Ogni numero si conclude con un profilo di stampo classico: Elvis come lanciatore del disco, Elvis come Sagittario. Elvis come abitante morente della vecchia Gallia.
Tra una posa e l'altra, offre scorci del suo umorismo contorto: "Ho la bocca talmente secca, che sembra che Bob Dylan ci abbia dormito dentro tutta la notte".
Non proprio il politico erotico che Jim Morrison ha dimostrato di essere quando si è spogliato sul palco.
Elvis gestisce molto bene il suo elettorato, afferrando di tanto in tanto una donna dai capelli blue a bordo palco e baciandola con forza sulla bocca. Guardare le donne tra il pubblico lanciarsi verso il palco come salmoni che risalgono una cascata diventa il vero sollievo comico dello spettacolo.
Il culmine del monodramma di Presley è un formidabile quadro di Cecil B. DeMille.
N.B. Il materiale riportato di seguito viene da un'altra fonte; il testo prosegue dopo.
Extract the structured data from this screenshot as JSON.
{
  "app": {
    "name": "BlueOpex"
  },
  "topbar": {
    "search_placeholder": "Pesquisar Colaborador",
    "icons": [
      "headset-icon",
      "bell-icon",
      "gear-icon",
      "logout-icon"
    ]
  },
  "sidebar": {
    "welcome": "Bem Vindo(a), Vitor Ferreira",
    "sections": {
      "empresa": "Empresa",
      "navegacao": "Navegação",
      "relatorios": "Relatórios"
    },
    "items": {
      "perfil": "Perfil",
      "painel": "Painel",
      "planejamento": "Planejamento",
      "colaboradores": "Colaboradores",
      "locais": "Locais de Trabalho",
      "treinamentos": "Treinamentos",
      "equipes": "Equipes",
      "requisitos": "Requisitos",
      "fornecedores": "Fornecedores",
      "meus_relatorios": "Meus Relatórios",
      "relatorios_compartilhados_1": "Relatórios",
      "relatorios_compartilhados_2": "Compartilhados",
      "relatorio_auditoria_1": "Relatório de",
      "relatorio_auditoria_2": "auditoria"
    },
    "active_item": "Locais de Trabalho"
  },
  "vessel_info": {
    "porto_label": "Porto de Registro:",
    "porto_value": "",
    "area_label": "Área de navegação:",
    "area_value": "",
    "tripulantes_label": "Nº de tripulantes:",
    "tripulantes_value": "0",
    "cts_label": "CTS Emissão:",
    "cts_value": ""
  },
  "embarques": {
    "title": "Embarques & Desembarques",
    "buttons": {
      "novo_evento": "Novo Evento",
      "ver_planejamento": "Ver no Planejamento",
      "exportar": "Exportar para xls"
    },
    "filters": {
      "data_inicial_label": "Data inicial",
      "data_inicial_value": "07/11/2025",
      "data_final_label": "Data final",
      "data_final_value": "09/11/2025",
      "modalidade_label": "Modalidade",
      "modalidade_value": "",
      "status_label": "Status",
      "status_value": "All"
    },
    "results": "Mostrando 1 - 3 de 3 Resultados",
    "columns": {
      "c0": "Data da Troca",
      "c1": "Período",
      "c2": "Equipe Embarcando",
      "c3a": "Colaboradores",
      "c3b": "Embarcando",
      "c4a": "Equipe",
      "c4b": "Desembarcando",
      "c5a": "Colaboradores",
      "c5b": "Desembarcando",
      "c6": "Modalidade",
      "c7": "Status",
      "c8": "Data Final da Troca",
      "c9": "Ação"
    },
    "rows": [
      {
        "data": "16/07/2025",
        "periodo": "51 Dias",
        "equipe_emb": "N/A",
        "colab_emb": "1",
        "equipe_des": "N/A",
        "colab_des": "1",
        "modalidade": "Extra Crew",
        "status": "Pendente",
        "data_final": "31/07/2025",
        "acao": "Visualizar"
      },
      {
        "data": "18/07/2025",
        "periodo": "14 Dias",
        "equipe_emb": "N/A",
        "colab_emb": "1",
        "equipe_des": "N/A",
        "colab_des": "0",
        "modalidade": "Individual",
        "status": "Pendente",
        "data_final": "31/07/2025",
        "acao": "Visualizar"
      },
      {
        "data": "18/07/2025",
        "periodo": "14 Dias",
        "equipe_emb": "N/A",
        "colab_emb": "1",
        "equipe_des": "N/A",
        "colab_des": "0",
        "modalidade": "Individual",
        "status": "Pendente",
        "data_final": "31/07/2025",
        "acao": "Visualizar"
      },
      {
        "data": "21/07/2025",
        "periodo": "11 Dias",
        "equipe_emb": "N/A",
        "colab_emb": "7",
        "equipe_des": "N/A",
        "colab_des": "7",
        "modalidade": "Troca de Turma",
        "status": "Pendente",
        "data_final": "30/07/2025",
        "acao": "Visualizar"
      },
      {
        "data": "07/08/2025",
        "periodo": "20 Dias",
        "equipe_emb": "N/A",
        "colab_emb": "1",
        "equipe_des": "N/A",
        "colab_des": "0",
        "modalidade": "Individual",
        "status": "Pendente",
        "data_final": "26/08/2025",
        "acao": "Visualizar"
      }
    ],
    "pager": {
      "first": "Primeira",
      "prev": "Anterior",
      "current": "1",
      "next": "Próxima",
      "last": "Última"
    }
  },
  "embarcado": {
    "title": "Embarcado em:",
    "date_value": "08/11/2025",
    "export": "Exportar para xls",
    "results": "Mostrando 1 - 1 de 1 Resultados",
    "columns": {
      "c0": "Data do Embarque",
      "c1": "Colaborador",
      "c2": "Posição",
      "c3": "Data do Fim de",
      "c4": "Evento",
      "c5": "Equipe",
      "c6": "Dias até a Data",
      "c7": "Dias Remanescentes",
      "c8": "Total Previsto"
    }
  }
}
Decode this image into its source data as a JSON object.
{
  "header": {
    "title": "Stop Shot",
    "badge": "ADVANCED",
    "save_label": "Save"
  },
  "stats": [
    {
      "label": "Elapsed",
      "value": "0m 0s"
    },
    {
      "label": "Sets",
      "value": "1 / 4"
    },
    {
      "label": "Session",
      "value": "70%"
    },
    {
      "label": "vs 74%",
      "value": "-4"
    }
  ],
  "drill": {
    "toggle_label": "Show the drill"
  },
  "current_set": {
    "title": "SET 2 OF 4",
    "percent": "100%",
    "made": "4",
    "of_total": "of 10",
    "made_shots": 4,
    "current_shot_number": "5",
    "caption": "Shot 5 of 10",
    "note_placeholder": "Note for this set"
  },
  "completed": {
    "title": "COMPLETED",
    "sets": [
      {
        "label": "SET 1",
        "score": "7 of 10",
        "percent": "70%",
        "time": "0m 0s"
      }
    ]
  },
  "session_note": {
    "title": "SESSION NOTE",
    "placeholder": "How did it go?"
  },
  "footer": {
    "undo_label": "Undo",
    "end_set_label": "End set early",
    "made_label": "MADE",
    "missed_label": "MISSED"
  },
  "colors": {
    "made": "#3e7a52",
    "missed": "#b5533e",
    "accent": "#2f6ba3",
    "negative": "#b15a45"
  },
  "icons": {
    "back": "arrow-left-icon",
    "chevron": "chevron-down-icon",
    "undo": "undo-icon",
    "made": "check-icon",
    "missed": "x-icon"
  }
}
L'orchestra si staglia contro un fondale blue ceruleo, mentre i suoi membri sono trasfigurati da una luce dorata intensa che si riversa dalle quinte.
Mentre i musicisti, tutti insieme, sostengono un potente accordo da cattedrale, la Grande Speranza Bianca cade su un ginocchio nella classica posa da gladiatore di Jolson, salutando le migliaia di persone in sala - salutando, forse, l'edificio, con i suoi putti tridimensionali che tessono metri di drappeggio di chiffon tra colonne di plastica in stile classico.
Più grandioso del "Fountainblue", più volgare del Grossinger's, l'International Hotel, il motel per eccellenza, 1.500 stanze che ricordano più Howard Johnson che Howard Hughes, ha trovato un'attrazione abbastanza magnetica da spingere la generazione di reclusi over 30 fuori dai loro ranch ed a prendere aerei senza scalo nella Valley of Loose Gold, dove il Re dei Oldy-Moldy-Goldys governava il suo popolo con eterna giovinezza, gioia e allegria.